Satisfecho e insatisfecho. Satisfecho porque estaba más que convencido de que el camino señalado era el correcto, el que llevaría al sitio correcto; insatisfecho porque aquel camino no lo seguiría él sino otro. Paciencia. A veces, en la vida, ciertas cosas no se pueden realizar personalmente, hay que hacerlas camuflado, escondido detrás de otro. Lo importante es que se alcance el objetivo. ¿Débil consuelo? Tal vez sí, pero no deja de ser un consuelo. Animado por esos buenos pensamientos, Montalbano, en lugar de regresar a Vigàta, se quedó en Montelusa y entró en una galería de arte donde la víspera se había inaugurado una exposición de Bruno Caruso. Se quedó extasiado delante de un retrato de mujer, le preguntó el precio al galerista, efectuó una infinita serie de cálculos acerca del dinero que tenía en el banco y, al final, llegó a la conclusión de que, renunciando a la compra de un abrigo que le gustaba mucho y costaba un riñón, aquel grabado podría ser suyo. Se puso de acuerdo con el galerista y después volvió a Vigàta.

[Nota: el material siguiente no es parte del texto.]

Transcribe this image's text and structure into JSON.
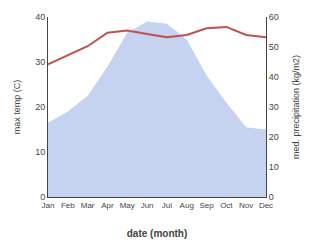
{
  "chart_data": {
    "type": "line",
    "x": [
      1,
      2,
      3,
      4,
      5,
      6,
      7,
      8,
      9,
      10,
      11,
      12
    ],
    "xlim": [
      1,
      12
    ],
    "xticks": [
      {
        "value": 1,
        "label": "Jan"
      },
      {
        "value": 2,
        "label": "Feb"
      },
      {
        "value": 3,
        "label": "Mar"
      },
      {
        "value": 4,
        "label": "Apr"
      },
      {
        "value": 5,
        "label": "May"
      },
      {
        "value": 6,
        "label": "Jun"
      },
      {
        "value": 7,
        "label": "Jul"
      },
      {
        "value": 8,
        "label": "Aug"
      },
      {
        "value": 9,
        "label": "Sep"
      },
      {
        "value": 10,
        "label": "Oct"
      },
      {
        "value": 11,
        "label": "Nov"
      },
      {
        "value": 12,
        "label": "Dec"
      }
    ],
    "xlabel": "date (month)",
    "ylabel": "max temp (C)",
    "y2label": "med. precipitation (kg/m2)",
    "ylim": [
      0,
      40
    ],
    "yticks": [
      0,
      10,
      20,
      30,
      40
    ],
    "y2lim": [
      0,
      60
    ],
    "y2ticks": [
      0,
      10,
      20,
      30,
      40,
      50,
      60
    ],
    "grid": false,
    "series": [
      {
        "type": "area",
        "color": "#c5d3f0",
        "values": [
          16.5,
          19.0,
          22.5,
          29.0,
          36.5,
          39.0,
          38.5,
          35.0,
          27.0,
          21.0,
          15.5,
          15.0
        ]
      },
      {
        "type": "line",
        "color": "#c0504d",
        "values": [
          29.5,
          31.5,
          33.5,
          36.5,
          37.0,
          36.2,
          35.5,
          36.0,
          37.5,
          37.8,
          36.0,
          35.5
        ]
      }
    ]
  }
}
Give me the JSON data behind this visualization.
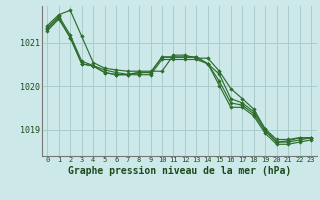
{
  "title": "Graphe pression niveau de la mer (hPa)",
  "bg_color": "#cce8e8",
  "grid_color": "#aacccc",
  "line_color": "#2d6e2d",
  "marker_color": "#2d6e2d",
  "tick_color": "#1a4a1a",
  "ylabel_ticks": [
    1019,
    1020,
    1021
  ],
  "xlim": [
    -0.5,
    23.5
  ],
  "ylim": [
    1018.4,
    1021.85
  ],
  "series": [
    [
      1021.4,
      1021.65,
      1021.75,
      1021.15,
      1020.55,
      1020.42,
      1020.38,
      1020.35,
      1020.35,
      1020.35,
      1020.35,
      1020.72,
      1020.72,
      1020.65,
      1020.65,
      1020.35,
      1019.95,
      1019.72,
      1019.48,
      1019.02,
      1018.78,
      1018.78,
      1018.82,
      1018.82
    ],
    [
      1021.35,
      1021.62,
      1021.18,
      1020.58,
      1020.48,
      1020.38,
      1020.32,
      1020.28,
      1020.32,
      1020.32,
      1020.68,
      1020.68,
      1020.68,
      1020.68,
      1020.52,
      1020.28,
      1019.72,
      1019.62,
      1019.42,
      1019.02,
      1018.72,
      1018.75,
      1018.82,
      1018.82
    ],
    [
      1021.32,
      1021.58,
      1021.12,
      1020.52,
      1020.47,
      1020.32,
      1020.27,
      1020.27,
      1020.32,
      1020.32,
      1020.67,
      1020.67,
      1020.67,
      1020.67,
      1020.52,
      1020.12,
      1019.62,
      1019.57,
      1019.37,
      1018.97,
      1018.72,
      1018.72,
      1018.77,
      1018.82
    ],
    [
      1021.28,
      1021.55,
      1021.12,
      1020.52,
      1020.47,
      1020.32,
      1020.27,
      1020.27,
      1020.27,
      1020.27,
      1020.62,
      1020.62,
      1020.62,
      1020.62,
      1020.52,
      1020.02,
      1019.52,
      1019.52,
      1019.32,
      1018.92,
      1018.67,
      1018.67,
      1018.72,
      1018.77
    ]
  ],
  "x_ticks": [
    0,
    1,
    2,
    3,
    4,
    5,
    6,
    7,
    8,
    9,
    10,
    11,
    12,
    13,
    14,
    15,
    16,
    17,
    18,
    19,
    20,
    21,
    22,
    23
  ],
  "title_fontsize": 7,
  "ytick_fontsize": 6,
  "xtick_fontsize": 5
}
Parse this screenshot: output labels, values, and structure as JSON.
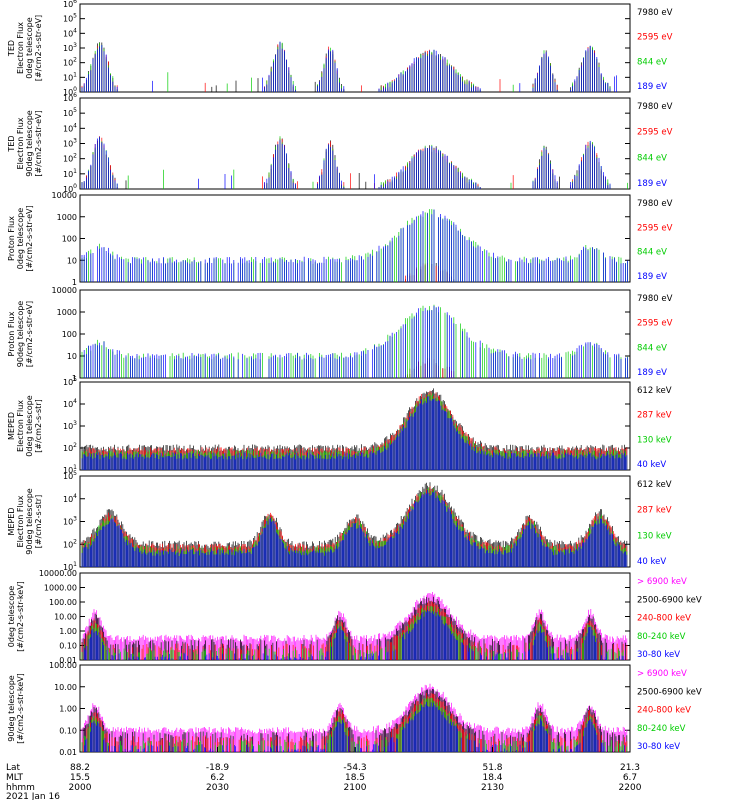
{
  "chart_data": [
    {
      "type": "line",
      "ylabel": [
        "TED",
        "Electron Flux",
        "0deg telescope",
        "[#/cm2-s-str-eV]"
      ],
      "y_scale": "log",
      "y_ticks": [
        "10^6",
        "10^5",
        "10^4",
        "10^3",
        "10^2",
        "10^1",
        "10^0"
      ],
      "legend": [
        {
          "label": "7980 eV",
          "color": "#000000"
        },
        {
          "label": "2595 eV",
          "color": "#ff0000"
        },
        {
          "label": "844 eV",
          "color": "#00cc00"
        },
        {
          "label": "189 eV",
          "color": "#0000ff"
        }
      ]
    },
    {
      "type": "line",
      "ylabel": [
        "TED",
        "Electron Flux",
        "90deg telescope",
        "[#/cm2-s-str-eV]"
      ],
      "y_scale": "log",
      "y_ticks": [
        "10^6",
        "10^5",
        "10^4",
        "10^3",
        "10^2",
        "10^1",
        "10^0"
      ],
      "legend": [
        {
          "label": "7980 eV",
          "color": "#000000"
        },
        {
          "label": "2595 eV",
          "color": "#ff0000"
        },
        {
          "label": "844 eV",
          "color": "#00cc00"
        },
        {
          "label": "189 eV",
          "color": "#0000ff"
        }
      ]
    },
    {
      "type": "line",
      "ylabel": [
        "Proton Flux",
        "0deg telescope",
        "[#/cm2-s-str-eV]"
      ],
      "y_scale": "log",
      "y_ticks": [
        "10000",
        "1000",
        "100",
        "10",
        "1"
      ],
      "legend": [
        {
          "label": "7980 eV",
          "color": "#000000"
        },
        {
          "label": "2595 eV",
          "color": "#ff0000"
        },
        {
          "label": "844 eV",
          "color": "#00cc00"
        },
        {
          "label": "189 eV",
          "color": "#0000ff"
        }
      ]
    },
    {
      "type": "line",
      "ylabel": [
        "Proton Flux",
        "90deg telescope",
        "[#/cm2-s-str-eV]"
      ],
      "y_scale": "log",
      "y_ticks": [
        "10000",
        "1000",
        "100",
        "10",
        "1"
      ],
      "legend": [
        {
          "label": "7980 eV",
          "color": "#000000"
        },
        {
          "label": "2595 eV",
          "color": "#ff0000"
        },
        {
          "label": "844 eV",
          "color": "#00cc00"
        },
        {
          "label": "189 eV",
          "color": "#0000ff"
        }
      ]
    },
    {
      "type": "line",
      "ylabel": [
        "MEPED",
        "Electron Flux",
        "0deg telescope",
        "[#/cm2-s-str]"
      ],
      "y_scale": "log",
      "y_ticks": [
        "10^5",
        "10^4",
        "10^3",
        "10^2",
        "10^1"
      ],
      "legend": [
        {
          "label": "612 keV",
          "color": "#000000"
        },
        {
          "label": "287 keV",
          "color": "#ff0000"
        },
        {
          "label": "130 keV",
          "color": "#00cc00"
        },
        {
          "label": "40 keV",
          "color": "#0000ff"
        }
      ]
    },
    {
      "type": "line",
      "ylabel": [
        "MEPED",
        "Electron Flux",
        "90deg telescope",
        "[#/cm2-s-str]"
      ],
      "y_scale": "log",
      "y_ticks": [
        "10^5",
        "10^4",
        "10^3",
        "10^2",
        "10^1"
      ],
      "legend": [
        {
          "label": "612 keV",
          "color": "#000000"
        },
        {
          "label": "287 keV",
          "color": "#ff0000"
        },
        {
          "label": "130 keV",
          "color": "#00cc00"
        },
        {
          "label": "40 keV",
          "color": "#0000ff"
        }
      ]
    },
    {
      "type": "line",
      "ylabel": [
        "0deg telescope",
        "[#/cm2-s-str-keV]"
      ],
      "y_scale": "log",
      "y_ticks": [
        "10000.00",
        "1000.00",
        "100.00",
        "10.00",
        "1.00",
        "0.10",
        "0.01"
      ],
      "legend": [
        {
          "label": "> 6900 keV",
          "color": "#ff00ff"
        },
        {
          "label": "2500-6900 keV",
          "color": "#000000"
        },
        {
          "label": "240-800 keV",
          "color": "#ff0000"
        },
        {
          "label": "80-240 keV",
          "color": "#00cc00"
        },
        {
          "label": "30-80 keV",
          "color": "#0000ff"
        }
      ]
    },
    {
      "type": "line",
      "ylabel": [
        "90deg telescope",
        "[#/cm2-s-str-keV]"
      ],
      "y_scale": "log",
      "y_ticks": [
        "100.00",
        "10.00",
        "1.00",
        "0.10",
        "0.01"
      ],
      "legend": [
        {
          "label": "> 6900 keV",
          "color": "#ff00ff"
        },
        {
          "label": "2500-6900 keV",
          "color": "#000000"
        },
        {
          "label": "240-800 keV",
          "color": "#ff0000"
        },
        {
          "label": "80-240 keV",
          "color": "#00cc00"
        },
        {
          "label": "30-80 keV",
          "color": "#0000ff"
        }
      ]
    }
  ],
  "x_axis": {
    "row_labels": [
      "Lat",
      "MLT",
      "hhmm"
    ],
    "columns": [
      {
        "lat": "88.2",
        "mlt": "15.5",
        "hhmm": "2000"
      },
      {
        "lat": "-18.9",
        "mlt": "6.2",
        "hhmm": "2030"
      },
      {
        "lat": "-54.3",
        "mlt": "18.5",
        "hhmm": "2100"
      },
      {
        "lat": "51.8",
        "mlt": "18.4",
        "hhmm": "2130"
      },
      {
        "lat": "21.3",
        "mlt": "6.7",
        "hhmm": "2200"
      }
    ],
    "date": "2021 Jan 16"
  }
}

La satisfacción culminó en la trattoria San Calogero delante de un plato de crujientes salmonetes de tamaño inferior al dedo meñique de un chiquillo, de esos que se fríen y se comen enteros con la mano. En cambio, la insatisfacción lo asaltó de repente mientras permanecía sentado en la roca de siempre al final del muelle, y le llegó en forma de pensamiento concreto: ¿y si el comandante no lo conseguía? Disponía tan sólo de dos hombres y los asesinos eran tres y capaces de cualquier cosa. Si no lograba encerrarlos en la cárcel aunque sólo fuera por espacio de un día, el vigilante jamás hablaría, jamás confesaría. Y, cuanto más pensaba en el asunto, más aumentaba su mal humor, hasta que al final se le bloqueó la digestión y experimentó un acceso de ardor.
Fue por eso por lo que, en el transcurso de las dos horas escasas que estuvo en la comisaría, buscó la manera de discutir con Mimì Augello, pelearse con Fazio, armar una trifulca con Gallo y provocar una disputa con Galluzzo. Cuando Catarella, que estaba escondido en su cuartito, oyó que lo llamaba el comisario, creyó que había llegado su turno y sintió que el uniforme se le empapaba de sudor.
–Dentro de cinco minutos vendrás conmigo. Procura buscar a alguien que te sustituya en la centralita.
¡Se iba! ¡El comisario se largaba e iba a rascarse los cuernos a otro sitio! Hasta los muebles de la comisaría parecieron lanzar un suspiro de alivio.